Letting your baby kick and make a bicycle movement when he’s in the bath or the pool will help to strengthen his leg muscles.
I’m already FLEXING my muscles
He might not have the mischievous temperament yet, but your baby already resembles a little monkey. If you press on the palm of your newborn’s hands, his fingers will wrap around you and start gripping. It’s called the palmar grasp reflex and it is a remnant of when our ancestors were apes and babies had to hang on to the mother while she carried them around.
Give him tummy time and it will strengthen his arm and neck muscles. If he’s not a fan of this, try laying him along your body while you’re lying on the bed so he can look down into your face.
Your voice makes ME HAPPY
Your baby started hearing sounds in the womb, so the sound of your voice soothes him in the outside world. “If you read the same book to your baby before birth, he’ll prefer your voice reading it when he’s born,” says Dr Bremner. “If a stranger read it, your baby would sense the different intonation and wouldn’t feel as calm and happy”. Your baby’s hearing will be fully developed by the time he’s a month old.
Talk to your newborn in a high-pitched voice and elongate your vowels (hellooo baaaby!).

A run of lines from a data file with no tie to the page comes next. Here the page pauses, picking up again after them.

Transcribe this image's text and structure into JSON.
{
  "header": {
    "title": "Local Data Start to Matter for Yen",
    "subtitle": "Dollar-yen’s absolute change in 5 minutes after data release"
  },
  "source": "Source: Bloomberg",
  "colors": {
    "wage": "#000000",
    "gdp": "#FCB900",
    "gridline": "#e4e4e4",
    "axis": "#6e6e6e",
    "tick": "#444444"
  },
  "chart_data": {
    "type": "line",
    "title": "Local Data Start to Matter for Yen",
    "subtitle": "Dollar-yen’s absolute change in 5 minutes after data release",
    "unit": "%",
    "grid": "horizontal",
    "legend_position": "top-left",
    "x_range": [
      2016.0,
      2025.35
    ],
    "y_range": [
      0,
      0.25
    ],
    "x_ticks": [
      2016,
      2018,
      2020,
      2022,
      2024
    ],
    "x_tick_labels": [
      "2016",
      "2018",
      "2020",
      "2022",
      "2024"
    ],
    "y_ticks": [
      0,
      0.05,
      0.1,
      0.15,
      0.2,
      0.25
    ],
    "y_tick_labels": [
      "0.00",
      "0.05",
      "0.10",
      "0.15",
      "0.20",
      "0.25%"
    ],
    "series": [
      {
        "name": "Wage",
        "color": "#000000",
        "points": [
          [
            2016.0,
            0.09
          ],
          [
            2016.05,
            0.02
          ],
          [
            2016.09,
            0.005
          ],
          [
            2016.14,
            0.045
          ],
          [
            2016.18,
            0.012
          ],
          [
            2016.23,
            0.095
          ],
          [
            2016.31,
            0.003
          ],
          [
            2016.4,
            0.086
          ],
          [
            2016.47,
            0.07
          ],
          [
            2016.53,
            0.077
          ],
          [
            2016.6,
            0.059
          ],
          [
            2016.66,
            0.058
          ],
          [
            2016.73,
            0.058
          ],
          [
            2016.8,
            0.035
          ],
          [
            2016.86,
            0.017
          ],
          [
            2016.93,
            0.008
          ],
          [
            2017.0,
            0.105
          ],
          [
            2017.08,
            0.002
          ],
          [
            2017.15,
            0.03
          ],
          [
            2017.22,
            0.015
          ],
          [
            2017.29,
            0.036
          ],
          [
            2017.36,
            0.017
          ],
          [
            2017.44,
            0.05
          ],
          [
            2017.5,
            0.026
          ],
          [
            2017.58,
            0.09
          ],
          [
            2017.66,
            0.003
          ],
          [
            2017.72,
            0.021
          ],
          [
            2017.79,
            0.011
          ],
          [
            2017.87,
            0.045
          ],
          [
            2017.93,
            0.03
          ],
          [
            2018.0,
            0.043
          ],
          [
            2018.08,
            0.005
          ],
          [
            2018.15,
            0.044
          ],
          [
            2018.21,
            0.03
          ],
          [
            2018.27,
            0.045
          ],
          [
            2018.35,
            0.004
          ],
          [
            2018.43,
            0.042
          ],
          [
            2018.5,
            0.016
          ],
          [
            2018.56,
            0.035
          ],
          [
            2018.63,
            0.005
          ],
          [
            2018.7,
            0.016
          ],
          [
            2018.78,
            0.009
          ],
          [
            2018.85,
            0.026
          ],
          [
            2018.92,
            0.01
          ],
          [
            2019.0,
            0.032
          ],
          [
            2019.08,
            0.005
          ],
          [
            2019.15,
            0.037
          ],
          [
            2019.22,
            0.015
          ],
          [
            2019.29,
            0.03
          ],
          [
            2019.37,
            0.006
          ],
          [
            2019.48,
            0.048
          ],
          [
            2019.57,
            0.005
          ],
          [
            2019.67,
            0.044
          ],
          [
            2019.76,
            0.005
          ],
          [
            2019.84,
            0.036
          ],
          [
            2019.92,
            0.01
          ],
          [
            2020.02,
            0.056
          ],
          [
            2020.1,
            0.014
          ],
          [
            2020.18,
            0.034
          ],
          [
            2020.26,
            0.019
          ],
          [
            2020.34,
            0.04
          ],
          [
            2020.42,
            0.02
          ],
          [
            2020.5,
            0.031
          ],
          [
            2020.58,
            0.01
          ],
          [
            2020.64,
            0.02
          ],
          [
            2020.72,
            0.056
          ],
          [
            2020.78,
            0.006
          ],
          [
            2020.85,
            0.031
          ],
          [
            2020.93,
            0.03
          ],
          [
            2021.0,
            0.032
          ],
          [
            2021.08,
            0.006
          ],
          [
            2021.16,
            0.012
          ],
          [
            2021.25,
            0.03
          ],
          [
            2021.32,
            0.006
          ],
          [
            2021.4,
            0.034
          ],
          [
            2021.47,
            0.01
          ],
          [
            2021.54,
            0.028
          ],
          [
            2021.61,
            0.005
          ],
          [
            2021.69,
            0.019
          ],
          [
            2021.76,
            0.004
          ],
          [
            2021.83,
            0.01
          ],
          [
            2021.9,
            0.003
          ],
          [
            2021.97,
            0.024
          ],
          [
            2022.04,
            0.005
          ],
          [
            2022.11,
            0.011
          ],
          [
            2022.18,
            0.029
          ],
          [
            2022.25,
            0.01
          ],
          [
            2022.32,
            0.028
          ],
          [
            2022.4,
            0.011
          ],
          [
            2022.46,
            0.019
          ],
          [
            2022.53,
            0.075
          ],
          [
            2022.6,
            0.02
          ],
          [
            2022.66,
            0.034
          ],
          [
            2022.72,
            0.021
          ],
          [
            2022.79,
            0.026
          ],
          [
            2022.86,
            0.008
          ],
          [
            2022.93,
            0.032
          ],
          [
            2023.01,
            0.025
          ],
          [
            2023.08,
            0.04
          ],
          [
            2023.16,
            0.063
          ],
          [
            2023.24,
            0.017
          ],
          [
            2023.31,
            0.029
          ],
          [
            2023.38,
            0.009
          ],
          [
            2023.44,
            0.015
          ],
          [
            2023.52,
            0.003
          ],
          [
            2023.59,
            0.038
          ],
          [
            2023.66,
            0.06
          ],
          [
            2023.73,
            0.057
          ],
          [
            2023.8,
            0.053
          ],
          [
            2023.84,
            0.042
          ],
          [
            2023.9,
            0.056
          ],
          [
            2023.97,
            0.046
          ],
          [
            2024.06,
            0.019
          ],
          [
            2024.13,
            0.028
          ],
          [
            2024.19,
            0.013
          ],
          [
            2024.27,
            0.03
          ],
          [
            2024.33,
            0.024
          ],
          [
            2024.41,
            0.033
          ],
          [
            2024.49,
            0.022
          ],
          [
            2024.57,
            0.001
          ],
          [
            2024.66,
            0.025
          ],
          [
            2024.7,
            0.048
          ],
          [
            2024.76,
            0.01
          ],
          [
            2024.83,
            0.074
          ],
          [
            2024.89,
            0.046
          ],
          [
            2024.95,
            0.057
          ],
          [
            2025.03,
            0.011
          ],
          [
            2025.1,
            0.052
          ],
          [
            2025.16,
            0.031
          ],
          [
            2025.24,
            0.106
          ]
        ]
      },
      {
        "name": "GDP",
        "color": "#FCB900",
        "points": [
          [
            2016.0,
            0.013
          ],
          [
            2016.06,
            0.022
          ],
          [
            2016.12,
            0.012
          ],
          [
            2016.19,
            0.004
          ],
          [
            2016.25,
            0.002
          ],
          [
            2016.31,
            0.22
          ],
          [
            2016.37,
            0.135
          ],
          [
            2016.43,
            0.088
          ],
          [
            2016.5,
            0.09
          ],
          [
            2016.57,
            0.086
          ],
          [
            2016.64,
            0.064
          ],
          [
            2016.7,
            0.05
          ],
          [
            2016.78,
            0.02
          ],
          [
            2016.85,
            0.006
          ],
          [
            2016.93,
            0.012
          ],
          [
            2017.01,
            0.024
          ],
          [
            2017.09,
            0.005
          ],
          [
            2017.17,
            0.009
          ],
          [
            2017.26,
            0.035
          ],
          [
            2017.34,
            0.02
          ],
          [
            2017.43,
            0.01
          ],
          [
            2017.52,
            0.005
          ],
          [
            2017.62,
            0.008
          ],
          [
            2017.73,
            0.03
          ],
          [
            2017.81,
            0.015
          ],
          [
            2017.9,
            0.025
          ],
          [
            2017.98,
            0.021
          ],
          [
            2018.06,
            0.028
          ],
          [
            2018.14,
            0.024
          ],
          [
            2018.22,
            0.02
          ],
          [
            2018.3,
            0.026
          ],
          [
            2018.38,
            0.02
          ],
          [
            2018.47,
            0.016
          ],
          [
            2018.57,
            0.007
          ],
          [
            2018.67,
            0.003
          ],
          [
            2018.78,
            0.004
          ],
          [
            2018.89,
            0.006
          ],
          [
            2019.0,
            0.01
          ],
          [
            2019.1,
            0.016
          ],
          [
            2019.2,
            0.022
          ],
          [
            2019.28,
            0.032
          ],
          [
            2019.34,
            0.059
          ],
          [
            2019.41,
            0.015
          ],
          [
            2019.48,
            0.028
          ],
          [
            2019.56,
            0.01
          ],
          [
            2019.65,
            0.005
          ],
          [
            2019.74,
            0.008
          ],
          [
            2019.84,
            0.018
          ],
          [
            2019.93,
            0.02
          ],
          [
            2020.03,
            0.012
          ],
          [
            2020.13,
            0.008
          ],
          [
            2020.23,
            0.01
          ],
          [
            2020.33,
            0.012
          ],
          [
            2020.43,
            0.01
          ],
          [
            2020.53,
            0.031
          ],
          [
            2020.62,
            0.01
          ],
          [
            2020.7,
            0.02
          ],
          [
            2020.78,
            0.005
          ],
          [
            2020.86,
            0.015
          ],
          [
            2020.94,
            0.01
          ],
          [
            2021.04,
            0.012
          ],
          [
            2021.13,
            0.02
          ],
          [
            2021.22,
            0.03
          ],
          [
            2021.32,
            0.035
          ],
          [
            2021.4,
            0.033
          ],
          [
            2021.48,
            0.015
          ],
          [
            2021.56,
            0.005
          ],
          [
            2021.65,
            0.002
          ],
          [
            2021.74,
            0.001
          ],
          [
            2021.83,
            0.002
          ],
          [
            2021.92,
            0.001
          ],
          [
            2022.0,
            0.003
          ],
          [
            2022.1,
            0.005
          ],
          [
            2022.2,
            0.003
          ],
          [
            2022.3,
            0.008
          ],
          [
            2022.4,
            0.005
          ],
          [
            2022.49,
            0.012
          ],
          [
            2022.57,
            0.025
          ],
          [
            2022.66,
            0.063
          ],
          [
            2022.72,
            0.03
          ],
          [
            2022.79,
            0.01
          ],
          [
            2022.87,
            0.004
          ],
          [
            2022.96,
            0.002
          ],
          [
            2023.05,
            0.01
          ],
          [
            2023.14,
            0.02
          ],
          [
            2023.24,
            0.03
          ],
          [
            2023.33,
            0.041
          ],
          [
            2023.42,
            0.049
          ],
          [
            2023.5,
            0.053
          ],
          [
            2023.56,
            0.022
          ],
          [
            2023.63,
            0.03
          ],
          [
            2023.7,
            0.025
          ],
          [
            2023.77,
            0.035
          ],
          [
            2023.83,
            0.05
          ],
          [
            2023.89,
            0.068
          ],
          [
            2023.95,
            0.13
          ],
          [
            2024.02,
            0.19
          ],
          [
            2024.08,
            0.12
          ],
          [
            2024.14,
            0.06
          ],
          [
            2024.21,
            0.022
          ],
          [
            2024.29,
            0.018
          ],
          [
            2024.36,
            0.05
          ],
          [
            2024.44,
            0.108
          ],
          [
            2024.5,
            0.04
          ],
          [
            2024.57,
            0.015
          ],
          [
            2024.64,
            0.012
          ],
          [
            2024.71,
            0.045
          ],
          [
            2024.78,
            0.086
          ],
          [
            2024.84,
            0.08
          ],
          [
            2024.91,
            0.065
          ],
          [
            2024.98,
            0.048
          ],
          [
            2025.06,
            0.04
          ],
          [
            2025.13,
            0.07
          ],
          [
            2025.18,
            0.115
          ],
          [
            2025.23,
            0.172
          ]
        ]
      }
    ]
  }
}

He’ll tune into this even more than a consistent tone.
My smile is MEANINGFUL
When your little one grins for the first time, it’s all part of his in-built survival technique to make you love him, but it also shows he’s trying to please you. The smiles it provokes in you encourages him to repeat it. “It also makes him more attractive to you – and any other adult nearby – so that you care for him,” says paediatrician Dr Bob Welch.
To encourage smiles, look for times when he is calm, yet alert. Talk to him or play peekaboo so you have his attention, then smile yourself. Your baby will start copying you.